Original signal and noisy signal

Fig. 8
figure 8

Recovered signal

The original signal and noisy signal are shown in Fig. 7(a). We see from Fig. 7 (b) that, except for the few largest singular values, the other singular values decreases slowly. Therefore, we choose the target rank k such that cumulative contribution ratio of k largest singular values attains 80%. As we know, the noise can be removed effectively by truncating the SVD decomposition of the noisy signal matrix. Therefore, we denoise the noisy signal by using the truncated QSVD and Algorithm 3.2 with \(q=1\) to the noisy signal matrix A and the recovery signal is shown in Fig. 8. We see from Fig. 8 that Algorithm 3.2 is nearly as effective as the truncated QSVD. However, as a randomized algorithm, Algorithm 3.2 is more economical.

6 Conclusions

In this paper, we have presented a randomized quaternion QLP decomposition algorithm for computing a low-rank approximation to a quaternion data matrix. We give the matrix approximation error analysis of the proposed algorithm.
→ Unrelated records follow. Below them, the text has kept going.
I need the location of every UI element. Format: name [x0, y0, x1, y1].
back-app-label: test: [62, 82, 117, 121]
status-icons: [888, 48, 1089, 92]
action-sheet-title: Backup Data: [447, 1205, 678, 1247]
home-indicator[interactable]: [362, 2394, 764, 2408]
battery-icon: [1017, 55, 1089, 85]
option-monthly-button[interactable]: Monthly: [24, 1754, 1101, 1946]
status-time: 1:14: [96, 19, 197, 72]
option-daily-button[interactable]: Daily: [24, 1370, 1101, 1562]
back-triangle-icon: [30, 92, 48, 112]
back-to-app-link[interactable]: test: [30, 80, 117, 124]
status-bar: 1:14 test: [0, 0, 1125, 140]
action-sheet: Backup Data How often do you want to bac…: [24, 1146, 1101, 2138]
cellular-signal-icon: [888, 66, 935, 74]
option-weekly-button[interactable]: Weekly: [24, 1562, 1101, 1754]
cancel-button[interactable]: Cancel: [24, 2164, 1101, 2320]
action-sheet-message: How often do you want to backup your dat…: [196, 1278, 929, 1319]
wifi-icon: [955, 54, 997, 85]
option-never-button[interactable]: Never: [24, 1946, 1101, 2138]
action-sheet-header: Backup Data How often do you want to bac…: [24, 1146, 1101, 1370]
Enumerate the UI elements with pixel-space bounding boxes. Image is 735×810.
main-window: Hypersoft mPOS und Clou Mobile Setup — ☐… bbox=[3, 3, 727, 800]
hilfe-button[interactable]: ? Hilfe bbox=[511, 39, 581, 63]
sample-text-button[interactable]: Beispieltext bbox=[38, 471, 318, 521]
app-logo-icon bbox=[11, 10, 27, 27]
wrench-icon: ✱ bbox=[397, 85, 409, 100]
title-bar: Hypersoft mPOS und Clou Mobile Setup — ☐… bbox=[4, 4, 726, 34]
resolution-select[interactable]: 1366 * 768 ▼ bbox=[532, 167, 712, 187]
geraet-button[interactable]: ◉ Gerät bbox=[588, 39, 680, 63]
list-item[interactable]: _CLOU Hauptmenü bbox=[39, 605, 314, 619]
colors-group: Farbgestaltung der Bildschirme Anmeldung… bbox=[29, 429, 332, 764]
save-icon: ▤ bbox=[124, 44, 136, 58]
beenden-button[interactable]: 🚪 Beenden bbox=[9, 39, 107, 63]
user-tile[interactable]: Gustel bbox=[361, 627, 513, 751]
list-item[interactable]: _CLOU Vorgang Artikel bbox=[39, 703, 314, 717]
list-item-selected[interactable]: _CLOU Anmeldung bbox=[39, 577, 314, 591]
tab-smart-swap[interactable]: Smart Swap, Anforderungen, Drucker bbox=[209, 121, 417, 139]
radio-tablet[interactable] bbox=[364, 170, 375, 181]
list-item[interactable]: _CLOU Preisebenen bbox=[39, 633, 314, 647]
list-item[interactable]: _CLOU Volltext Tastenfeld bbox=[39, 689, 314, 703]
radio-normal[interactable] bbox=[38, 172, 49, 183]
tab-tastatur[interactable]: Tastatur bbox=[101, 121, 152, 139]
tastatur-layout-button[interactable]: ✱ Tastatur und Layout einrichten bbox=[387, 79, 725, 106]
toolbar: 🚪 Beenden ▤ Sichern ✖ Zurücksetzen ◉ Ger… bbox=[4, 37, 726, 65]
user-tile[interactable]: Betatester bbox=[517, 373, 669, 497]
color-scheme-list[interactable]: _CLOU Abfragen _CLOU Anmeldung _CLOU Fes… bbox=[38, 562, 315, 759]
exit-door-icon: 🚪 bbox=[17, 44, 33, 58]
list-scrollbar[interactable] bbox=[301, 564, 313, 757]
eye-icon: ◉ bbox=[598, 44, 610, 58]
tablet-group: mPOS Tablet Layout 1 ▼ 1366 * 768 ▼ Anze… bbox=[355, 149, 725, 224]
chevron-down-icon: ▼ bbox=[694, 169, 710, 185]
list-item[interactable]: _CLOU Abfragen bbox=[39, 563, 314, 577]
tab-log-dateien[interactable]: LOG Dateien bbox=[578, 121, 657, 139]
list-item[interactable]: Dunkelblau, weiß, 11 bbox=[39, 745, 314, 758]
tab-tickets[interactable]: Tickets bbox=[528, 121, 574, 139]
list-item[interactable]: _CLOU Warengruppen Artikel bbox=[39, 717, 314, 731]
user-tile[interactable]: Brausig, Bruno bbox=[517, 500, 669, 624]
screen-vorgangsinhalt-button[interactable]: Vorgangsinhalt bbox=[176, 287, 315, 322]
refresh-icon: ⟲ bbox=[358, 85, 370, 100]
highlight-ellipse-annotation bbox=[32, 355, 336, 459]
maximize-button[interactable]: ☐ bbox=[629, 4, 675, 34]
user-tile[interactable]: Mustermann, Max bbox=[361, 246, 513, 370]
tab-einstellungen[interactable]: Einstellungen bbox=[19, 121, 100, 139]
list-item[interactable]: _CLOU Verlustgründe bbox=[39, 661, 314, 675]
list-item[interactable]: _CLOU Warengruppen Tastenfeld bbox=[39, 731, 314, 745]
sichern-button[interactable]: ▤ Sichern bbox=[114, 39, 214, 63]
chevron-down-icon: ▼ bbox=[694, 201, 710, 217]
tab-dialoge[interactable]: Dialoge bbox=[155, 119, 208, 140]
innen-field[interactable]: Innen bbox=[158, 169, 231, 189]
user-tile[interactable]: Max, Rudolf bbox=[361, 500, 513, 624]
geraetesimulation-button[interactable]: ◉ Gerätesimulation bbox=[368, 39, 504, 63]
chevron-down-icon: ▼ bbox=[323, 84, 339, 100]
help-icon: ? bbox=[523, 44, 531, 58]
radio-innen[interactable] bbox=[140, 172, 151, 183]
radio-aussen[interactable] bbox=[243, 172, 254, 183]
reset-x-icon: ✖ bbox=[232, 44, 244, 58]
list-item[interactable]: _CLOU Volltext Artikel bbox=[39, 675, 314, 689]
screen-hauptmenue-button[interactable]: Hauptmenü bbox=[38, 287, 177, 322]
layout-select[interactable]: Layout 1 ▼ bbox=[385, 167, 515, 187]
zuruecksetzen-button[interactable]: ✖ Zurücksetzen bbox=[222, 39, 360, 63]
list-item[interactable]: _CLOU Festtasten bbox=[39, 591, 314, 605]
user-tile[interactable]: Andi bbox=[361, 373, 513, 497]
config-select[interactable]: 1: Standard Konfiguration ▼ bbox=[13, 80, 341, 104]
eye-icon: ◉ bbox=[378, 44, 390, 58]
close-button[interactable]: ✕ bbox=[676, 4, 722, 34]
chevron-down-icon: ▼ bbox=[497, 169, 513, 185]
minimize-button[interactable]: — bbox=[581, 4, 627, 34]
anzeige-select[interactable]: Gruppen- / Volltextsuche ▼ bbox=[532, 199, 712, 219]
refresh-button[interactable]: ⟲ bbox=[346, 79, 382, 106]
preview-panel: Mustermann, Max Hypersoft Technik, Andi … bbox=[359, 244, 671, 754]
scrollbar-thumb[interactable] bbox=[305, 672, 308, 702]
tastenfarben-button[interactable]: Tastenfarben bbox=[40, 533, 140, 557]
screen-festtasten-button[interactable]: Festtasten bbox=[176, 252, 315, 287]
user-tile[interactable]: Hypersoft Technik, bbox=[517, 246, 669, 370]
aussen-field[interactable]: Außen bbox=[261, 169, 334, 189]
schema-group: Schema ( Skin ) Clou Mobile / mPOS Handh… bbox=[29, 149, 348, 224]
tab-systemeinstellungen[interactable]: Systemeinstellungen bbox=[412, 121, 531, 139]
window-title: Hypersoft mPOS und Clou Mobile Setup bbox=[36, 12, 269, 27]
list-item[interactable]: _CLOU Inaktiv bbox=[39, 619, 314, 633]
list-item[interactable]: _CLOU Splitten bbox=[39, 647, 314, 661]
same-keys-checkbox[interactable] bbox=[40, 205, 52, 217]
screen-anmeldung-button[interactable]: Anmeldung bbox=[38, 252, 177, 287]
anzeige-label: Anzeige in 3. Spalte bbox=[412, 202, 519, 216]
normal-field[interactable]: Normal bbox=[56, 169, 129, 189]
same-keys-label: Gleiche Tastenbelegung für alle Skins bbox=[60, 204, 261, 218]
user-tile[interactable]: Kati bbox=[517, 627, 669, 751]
To study the singular value approximation error, we first establish the convergence results of the quaternion QLP decomposition, where the provided bounds are sharper than those for the real QLP decomposition. Based on the new convergence analysis for the quaternion QLP decomposition and the quaternion probability theory, we also provide the error bounds for the singular value approximation error of the proposed randomized algorithm. These theoretical results confirm that the proposed randomized algorithm can approximate the prescribed largest singular values of the data matrix with high probability. Our numerical experiments verify the effectiveness of our algorithm for image compression and signal denoising.